The ability to dynamically provision computing resources is integral to the concept of clouds. Dynamic provisioning is often used by online retailers to account for variability in consumer buying. The retailer may have 20 servers that it maintains year round to service average purchasing but also dynamically add servers in the cloud to account for peaks in purchasing, e.g., around the Christmas holiday. In bioinformatics, there are often computational crunches before papers get submitted or before meetings or when a mistake in an algorithm is found and a large amount of calculations need to be redone (Miron Livny of Condor and Open Science Grid calls these “oopses”).
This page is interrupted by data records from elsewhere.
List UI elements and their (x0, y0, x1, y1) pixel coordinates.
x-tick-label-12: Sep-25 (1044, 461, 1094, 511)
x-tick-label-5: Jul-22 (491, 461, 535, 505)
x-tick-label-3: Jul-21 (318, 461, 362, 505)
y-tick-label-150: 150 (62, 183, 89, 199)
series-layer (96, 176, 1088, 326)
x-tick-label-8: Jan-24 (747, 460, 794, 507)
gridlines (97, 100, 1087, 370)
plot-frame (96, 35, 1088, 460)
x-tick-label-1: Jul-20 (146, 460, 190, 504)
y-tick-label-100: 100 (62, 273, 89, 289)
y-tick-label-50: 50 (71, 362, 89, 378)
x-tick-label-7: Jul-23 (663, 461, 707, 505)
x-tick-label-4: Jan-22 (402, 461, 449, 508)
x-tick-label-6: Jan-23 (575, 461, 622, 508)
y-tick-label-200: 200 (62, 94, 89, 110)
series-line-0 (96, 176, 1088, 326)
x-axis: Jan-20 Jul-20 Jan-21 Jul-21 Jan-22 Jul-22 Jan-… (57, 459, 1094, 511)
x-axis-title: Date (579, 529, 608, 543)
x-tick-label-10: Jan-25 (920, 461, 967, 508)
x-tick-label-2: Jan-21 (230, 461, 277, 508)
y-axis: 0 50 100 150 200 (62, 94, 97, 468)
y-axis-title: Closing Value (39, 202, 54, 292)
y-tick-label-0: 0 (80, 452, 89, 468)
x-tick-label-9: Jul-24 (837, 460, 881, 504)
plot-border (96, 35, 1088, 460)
Another type of dynamic provisioning involves varying levels of certain hardware architectures or operating systems as needed by current computational demand. For example, certain applications may require x86 and Ubuntu 8.04 LTS while another may require amd64/em64t/x86_64 and Ubuntu 9.10. If the utilization of each of these programs is cyclical, you can provision the exact system you want when it is needed. This can be done using something like Amazon EC2 or an internal cloud. Thus, dynamic provisioning allows IT departments to design their solutions for steady state operations but still meet computational needs during peaks.

Space, the final frontier

At universities all over the world there is a constant battle for space. Researchers are always seeking more and administrators are always miserly about allocating it. If your computing needs expand beyond your ability to house, power, and cool them, cloud computing offers a solution. While it may not be cheaper than if the space, power, and cooling was available and paid for out of your grant overhead, it will almost certainly be cheaper than buying your own land and building your own data center. Of course, what people traditionally think of as cloud computing, e.g., Amazon EC2, is not the only option here. There are collocation facilities and scientific computing resources, e.g., NCSA and Open Science Grid. The latter are normally acquired through a granting process.

Persistence pays off

Cloud computing is also very attractive because of its persistence. If I have my computing and storage in the cloud, I can access it from anywhere. When the power goes out at my office, I can use my phone to access the data. When my computer crashes, the computation is still running on the cloud. When my disk fails, my data is still in the cloud. Of course, the cloud does fail at times too. Amazon promises 99.9% uptime, or nearly 9 hours of downtime per year. Of course, if the cloud resources are pulling data from your site (something that may take more time than the computation with current solutions), when your systems go down, you’re still out of luck.